Dual Attribute-Spatial Relation Alignment for 3D Visual Grounding
Yue Xu, Kaizhi Yang, Jiebo Luo, Xuejin Chen
TL;DR
The paper addresses 3D visual grounding by aligning natural language with 3D point clouds. It proposes DASANet, a dual-branch transformer network that decouples language and vision into object-attribute and spatial-relation streams, using self- and cross-attention to fuse global context with fine-grained cues. A CLIP-style alignment with a GTAS training strategy enables explicit disentanglement of attributes and spatial relations, achieving state-of-the-art Nr3D accuracy (65.1%) and strong Sr3D performance, along with interpretable branch-wise scores. The approach improves fine-grained cross-modal alignment and provides insights into spatial reasoning under challenging 3D scenes, with potential impact on embodied perception and robotics.
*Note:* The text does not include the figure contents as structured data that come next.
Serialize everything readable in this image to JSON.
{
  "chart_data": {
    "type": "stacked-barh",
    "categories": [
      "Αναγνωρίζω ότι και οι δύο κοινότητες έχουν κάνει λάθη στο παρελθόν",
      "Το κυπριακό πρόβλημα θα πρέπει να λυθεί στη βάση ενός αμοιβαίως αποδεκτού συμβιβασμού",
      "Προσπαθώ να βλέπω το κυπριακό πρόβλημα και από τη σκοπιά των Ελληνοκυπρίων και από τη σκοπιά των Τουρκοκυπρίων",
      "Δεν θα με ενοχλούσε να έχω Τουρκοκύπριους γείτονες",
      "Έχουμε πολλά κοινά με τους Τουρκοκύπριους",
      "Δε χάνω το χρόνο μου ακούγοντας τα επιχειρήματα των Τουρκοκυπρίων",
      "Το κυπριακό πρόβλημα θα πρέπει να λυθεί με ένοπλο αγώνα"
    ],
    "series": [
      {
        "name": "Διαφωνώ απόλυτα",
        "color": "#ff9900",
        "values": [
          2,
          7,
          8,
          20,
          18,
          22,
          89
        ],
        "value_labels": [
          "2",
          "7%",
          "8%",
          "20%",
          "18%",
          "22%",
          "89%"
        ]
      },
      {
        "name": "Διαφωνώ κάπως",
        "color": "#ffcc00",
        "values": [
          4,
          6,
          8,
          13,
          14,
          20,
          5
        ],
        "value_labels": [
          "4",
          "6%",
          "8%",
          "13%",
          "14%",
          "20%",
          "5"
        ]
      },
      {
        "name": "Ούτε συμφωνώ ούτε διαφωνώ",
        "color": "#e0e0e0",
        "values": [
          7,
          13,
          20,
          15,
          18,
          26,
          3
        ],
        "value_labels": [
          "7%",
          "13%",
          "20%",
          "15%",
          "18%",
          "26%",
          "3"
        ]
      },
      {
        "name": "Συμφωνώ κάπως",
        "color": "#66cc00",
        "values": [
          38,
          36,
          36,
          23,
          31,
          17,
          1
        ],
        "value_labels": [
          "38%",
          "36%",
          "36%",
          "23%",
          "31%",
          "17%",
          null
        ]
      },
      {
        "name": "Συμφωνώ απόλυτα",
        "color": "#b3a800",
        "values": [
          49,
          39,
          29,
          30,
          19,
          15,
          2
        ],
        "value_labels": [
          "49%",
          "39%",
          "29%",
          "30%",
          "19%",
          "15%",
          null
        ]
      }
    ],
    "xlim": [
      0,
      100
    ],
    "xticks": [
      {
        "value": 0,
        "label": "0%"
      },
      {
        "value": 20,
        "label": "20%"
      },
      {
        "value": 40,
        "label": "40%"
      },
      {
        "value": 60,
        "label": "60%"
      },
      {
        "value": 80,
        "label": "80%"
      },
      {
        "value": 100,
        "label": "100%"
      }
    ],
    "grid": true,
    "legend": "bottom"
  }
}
Future work points to data augmentation and richer cross-modal supervision to further enhance robustness and generalization.
Abstract
3D visual grounding is an emerging research area dedicated to making connections between the 3D physical world and natural language, which is crucial for achieving embodied intelligence. In this paper, we propose DASANet, a Dual Attribute-Spatial relation Alignment Network that separately models and aligns object attributes and spatial relation features between language and 3D vision modalities. We decompose both the language and 3D point cloud input into two separate parts and design a dual-branch attention module to separately model the decomposed inputs while preserving global context in attribute-spatial feature fusion by cross attentions. Our DASANet achieves the highest grounding accuracy 65.1% on the Nr3D dataset, 1.3% higher than the best competitor. Besides, the visualization of the two branches proves that our method is efficient and highly interpretable.